REGGIO EMILIA – Una vicenda di reati tributari molto complessa e intricata quella che vede indagato il manager 52enne Corrado Mussini, nato a Milano ma domiciliato a Reggio. Mussini, al pari di Pasquale Pisapia, è coinvolto in una inchiesta su di un maxi giro di false fatturazioni che ha riguardato numerose aziende tra l’Emilia e la provincia di Latina.
Mussini, assistito dall’avvocato del foro di Piacenza, Massimo Brigati, è ritenuto parte di una presunta associazione per delinquere finalizzata alla commissione di reati fiscali internazionali, attraverso una galassia di società cartiere. Tutto sarebbe ruotato intorno alla società di telefonia Area Spa (oggi Area Srl in amministrazione giudiziaria) con sede in via Degani, a Reggio Emilia. Secondo l’accusa, rappresentata dal pubblico ministero della procura europea, Giordano Baggio, Mussini avrebbe gestito l’operatività delle cosiddette “società filtro”: realtà interposte, nei meccanismi di frode più articolati, allo scopo di creare uno schermo giuridico tra la società cartiera (ossia quella che emette fatture per operazioni inesistenti) e la società che effettivamente acquista la merce.

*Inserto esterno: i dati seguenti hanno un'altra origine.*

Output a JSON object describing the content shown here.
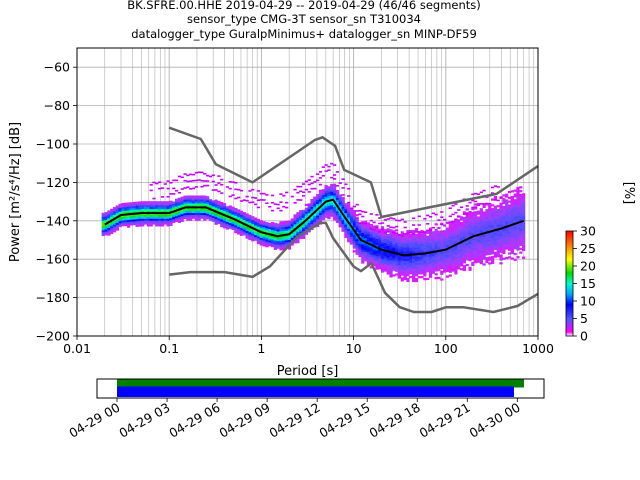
{
  "title_lines": [
    "BK.SFRE.00.HHE   2019-04-29 -- 2019-04-29  (46/46 segments)",
    "sensor_type CMG-3T sensor_sn T310034",
    "datalogger_type GuralpMinimus+ datalogger_sn MINP-DF59"
  ],
  "chart_data": [
    {
      "type": "heatmap",
      "title": "BK.SFRE.00.HHE   2019-04-29 -- 2019-04-29  (46/46 segments)",
      "xlabel": "Period [s]",
      "ylabel": "Power [m²/s⁴/Hz] [dB]",
      "xscale": "log",
      "xlim": [
        0.01,
        1000
      ],
      "ylim": [
        -200,
        -50
      ],
      "xtick_labels": [
        "0.01",
        "0.1",
        "1",
        "10",
        "100",
        "1000"
      ],
      "ytick_labels": [
        "−60",
        "−80",
        "−100",
        "−120",
        "−140",
        "−160",
        "−180",
        "−200"
      ],
      "grid": true,
      "colorbar": {
        "label": "[%]",
        "range": [
          0,
          30
        ],
        "tick_labels": [
          "0",
          "5",
          "10",
          "15",
          "20",
          "25",
          "30"
        ],
        "colormap": "pqlx"
      },
      "series": [
        {
          "name": "",
          "role": "mean PSD",
          "color": "#000000",
          "points": [
            [
              0.02,
              -142
            ],
            [
              0.03,
              -137
            ],
            [
              0.05,
              -136
            ],
            [
              0.1,
              -136
            ],
            [
              0.15,
              -133
            ],
            [
              0.25,
              -133
            ],
            [
              0.5,
              -139
            ],
            [
              1,
              -146
            ],
            [
              1.5,
              -148
            ],
            [
              2,
              -147
            ],
            [
              3,
              -140
            ],
            [
              5,
              -130
            ],
            [
              6,
              -129
            ],
            [
              8,
              -138
            ],
            [
              12,
              -150
            ],
            [
              20,
              -155
            ],
            [
              35,
              -158
            ],
            [
              60,
              -157
            ],
            [
              100,
              -155
            ],
            [
              200,
              -148
            ],
            [
              400,
              -144
            ],
            [
              700,
              -140
            ]
          ]
        },
        {
          "name": "",
          "role": "NHNM",
          "color": "#666666",
          "points": [
            [
              0.1,
              -91.5
            ],
            [
              0.22,
              -97.4
            ],
            [
              0.32,
              -110.5
            ],
            [
              0.8,
              -120
            ],
            [
              3.8,
              -97.9
            ],
            [
              4.6,
              -96.5
            ],
            [
              6.3,
              -101
            ],
            [
              7.9,
              -113.5
            ],
            [
              15.4,
              -120
            ],
            [
              20,
              -138
            ],
            [
              354.8,
              -126
            ],
            [
              1000,
              -111.5
            ]
          ]
        },
        {
          "name": "",
          "role": "NLNM",
          "color": "#666666",
          "points": [
            [
              0.1,
              -168
            ],
            [
              0.17,
              -166.7
            ],
            [
              0.4,
              -166.7
            ],
            [
              0.8,
              -169.2
            ],
            [
              1.24,
              -163.7
            ],
            [
              2.4,
              -148.6
            ],
            [
              4.3,
              -141.1
            ],
            [
              5,
              -141.1
            ],
            [
              6,
              -149
            ],
            [
              10,
              -163.8
            ],
            [
              12,
              -166.2
            ],
            [
              15.6,
              -162.1
            ],
            [
              21.9,
              -177.5
            ],
            [
              31.6,
              -185
            ],
            [
              45,
              -187.5
            ],
            [
              70,
              -187.5
            ],
            [
              101,
              -185
            ],
            [
              154,
              -185
            ],
            [
              328,
              -187.5
            ],
            [
              600,
              -184.4
            ],
            [
              1000,
              -178
            ]
          ]
        }
      ]
    },
    {
      "type": "bar",
      "role": "data coverage",
      "x_tick_labels": [
        "04-29 00",
        "04-29 03",
        "04-29 06",
        "04-29 09",
        "04-29 12",
        "04-29 15",
        "04-29 18",
        "04-29 21",
        "04-30 00"
      ],
      "xlim_hours": [
        -1.2,
        25.6
      ],
      "series": [
        {
          "name": "",
          "color": "#008000",
          "start_hour": 0,
          "end_hour": 24.4
        },
        {
          "name": "",
          "color": "#0000ff",
          "start_hour": 0,
          "end_hour": 23.8
        }
      ]
    }
  ]
}
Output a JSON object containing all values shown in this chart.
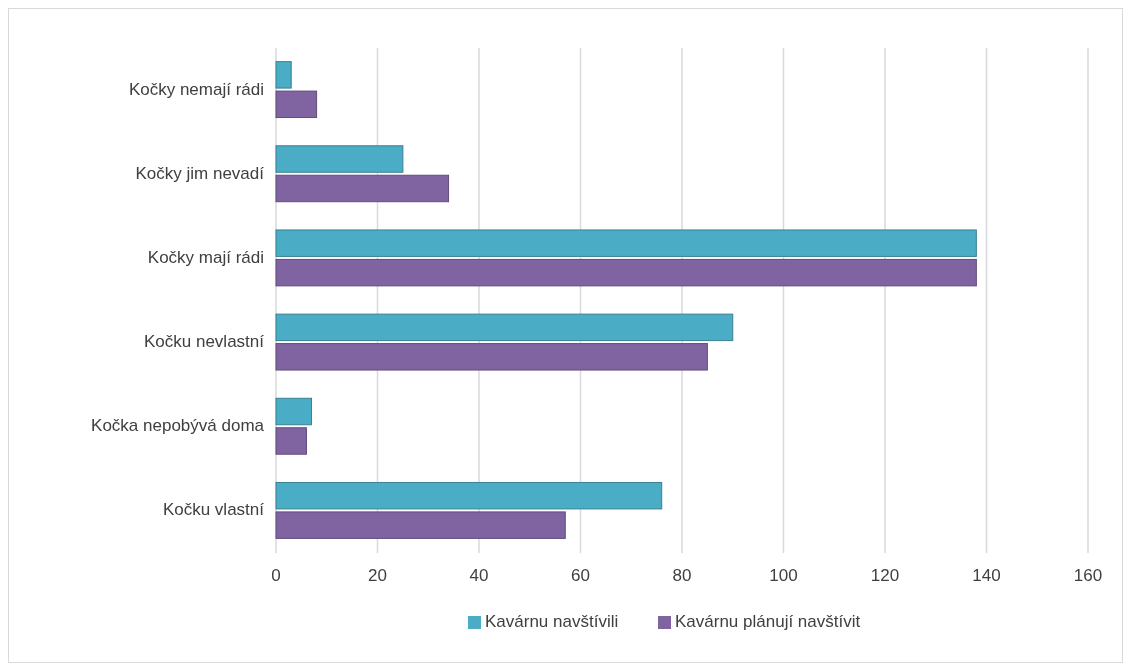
{
  "chart_data": {
    "type": "bar",
    "orientation": "horizontal",
    "categories": [
      "Kočky nemají rádi",
      "Kočky jim nevadí",
      "Kočky mají rádi",
      "Kočku nevlastní",
      "Kočka nepobývá doma",
      "Kočku vlastní"
    ],
    "series": [
      {
        "name": "Kavárnu navštívili",
        "color": "#4bacc6",
        "values": [
          3,
          25,
          138,
          90,
          7,
          76
        ]
      },
      {
        "name": "Kavárnu plánují navštívit",
        "color": "#8064a2",
        "values": [
          8,
          34,
          138,
          85,
          6,
          57
        ]
      }
    ],
    "xlim": [
      0,
      160
    ],
    "xticks": [
      0,
      20,
      40,
      60,
      80,
      100,
      120,
      140,
      160
    ],
    "grid": "x",
    "legend": "bottom"
  }
}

Questa mattina, per i due indagati, si è concluso a Latina – dove è incardinato il processo – il rito abbreviato: a fronte di richieste dell’accusa di 5 anni per Mussini e 3 per Pisapia, il Gup Mara Mattioli ha condannato il primo a 6 anni e il secondo a 3 anni e 4 mesi. “Al mio assistito – le parole del legale di Mussini, Brigati – era stato attribuito dall’accusa un ruolo apicale in questa vicenda. Peccato che la stessa accusa abbia più volte rimarcato il fatto che Mussini, da dipendente, agisse dietro direttive del vice presidente di questa società”. A influire nella pena comminatagli anche l’aggravante della transnazionalità del reato: “Qui – ha aggiunto l’avvocato Brigati – mancano addirittura le basi giuridiche, che prevedono infatti l’esistenza di un gruppo criminale all’estero con cui entrare in affari. In questa vicenda non abbiamo nulla di tutto ciò”.
Ora, dovranno passare i canonici 90 giorni prima che le motivazioni della sentenza vengano rese pubbliche, “ma è molto probabile che faremo ricorso in Corte d’Appello contro la pronuncia del giudice”, ha concluso Brigati.